Global control plane offline

• Policy updates will be impossible
• Change in service list between zones will not propagate:
  • New services will not be discoverable in other zones.
  • Services removed from a zone will still appear available in other zones.
• You won’t be able to disable or delete a zone.

Note that both local and cross-zone application traffic is not impacted by this failure case. Data plane proxy changes will be propagated within their zones.

Zone control plane offline

• New data plane proxies won’t be able to join the mesh. This includes new instances (Pod/VM) that are newly created by automatic deployment mechanisms (for example, a rolling update process), meaning a control plane connection failure could block updates of applications and events that create new instances.
• On mTLS enabled meshes, a data plane proxy may fail to refresh its client certificate prior to expiry (defaults to 24 hours), thus causing traffic from/to this data plane to fail.
• Data plane proxy configuration will not be updated.
• Communication between data plane proxies will still work.
• Cross zone communication will still work.
• Other zones are unaffected.

You can think of this failure case as “Freezing” the zone mesh configuration. Communication will still work but changes will not be reflected on existing data plane proxies.

Communication between Global and Zone control plane failing

This can happen with misconfiguration or network connectivity issues between control planes.

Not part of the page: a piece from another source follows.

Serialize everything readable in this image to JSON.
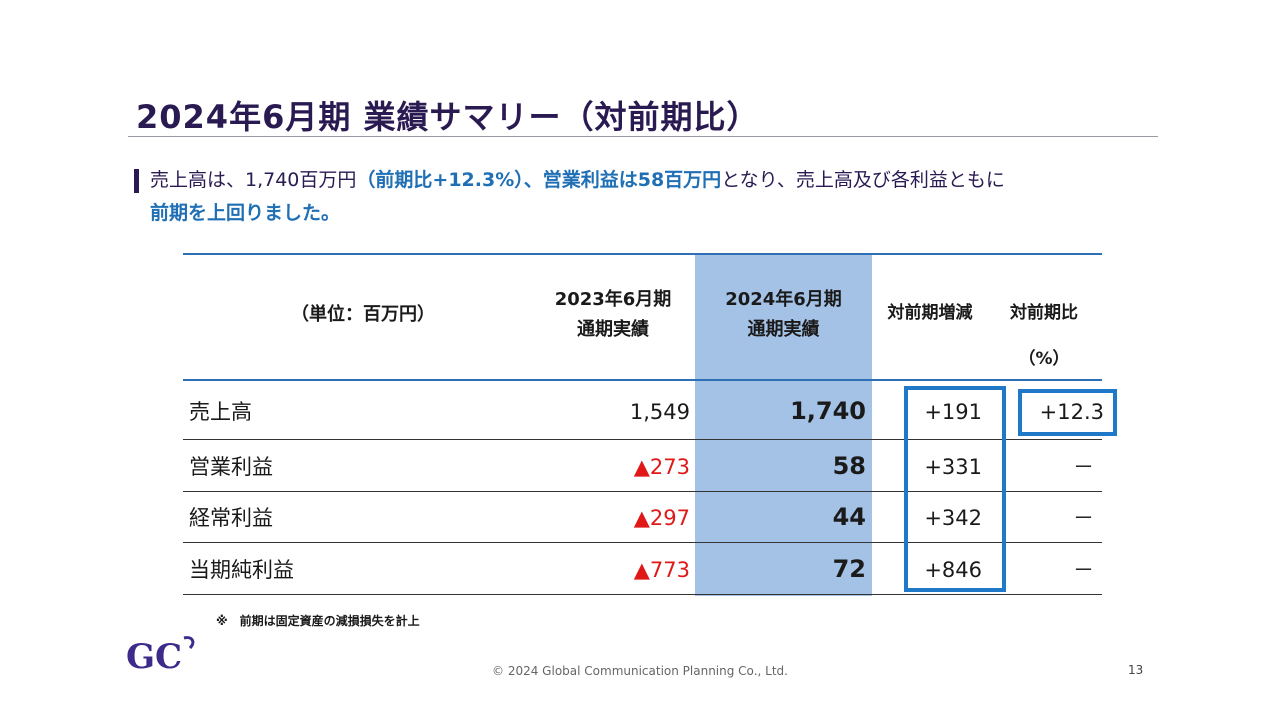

• Operations inside the zone will happen correctly (data plane proxies can join, leave and all configuration will be updated and sent correctly).
• Policy changes will not be propagated to the zone control plane.
• ZoneIngress, ZoneEgress and Dataplane changes will not be propagated to the global control plane:
  • The global inventory view of the data plane proxies will be outdated (this only impacts observability).
  • Other zones will not see new services registered inside this zone.
  • Other zones will not see services no longer running inside this zone.
  • Other zones will not see changes in number of instances of each service running in the local zone.
• Global control plane will not send changes from other zone ingress to the zone:
  • Local data plane proxies will not see new services registered in other zones.
  • Local data plane proxies will not see services no longer running in other zones.
  • Local data plane proxies will not see changes in number of instances of each service running in other zones.
• Global control plane will not send changes from other zone ingress to the zone.

Note that both local and cross-zone application traffic is not impacted by this failure case.

Communication between 2 zones failing

This can happen if there are network connectivity issues:

• Between control plane and zone ingress from other zone.
• Between control plane and zone egress (when present).
• Between zone egress (when present) and zone ingress from other zone.
• All Zone egress instances of a zone (when present) are down.
• All zone ingress instances of a zone are down.

When it happens:

• Communication and operation within each zone is unaffected.
• Communication across each zone will fail.

With the right resiliency setup (MeshRetries, MeshHealthCheck, MeshLoadBalancingStrategy, MeshCircuitBreakers) the failing zone can be quickly severed and traffic re-routed to another zone.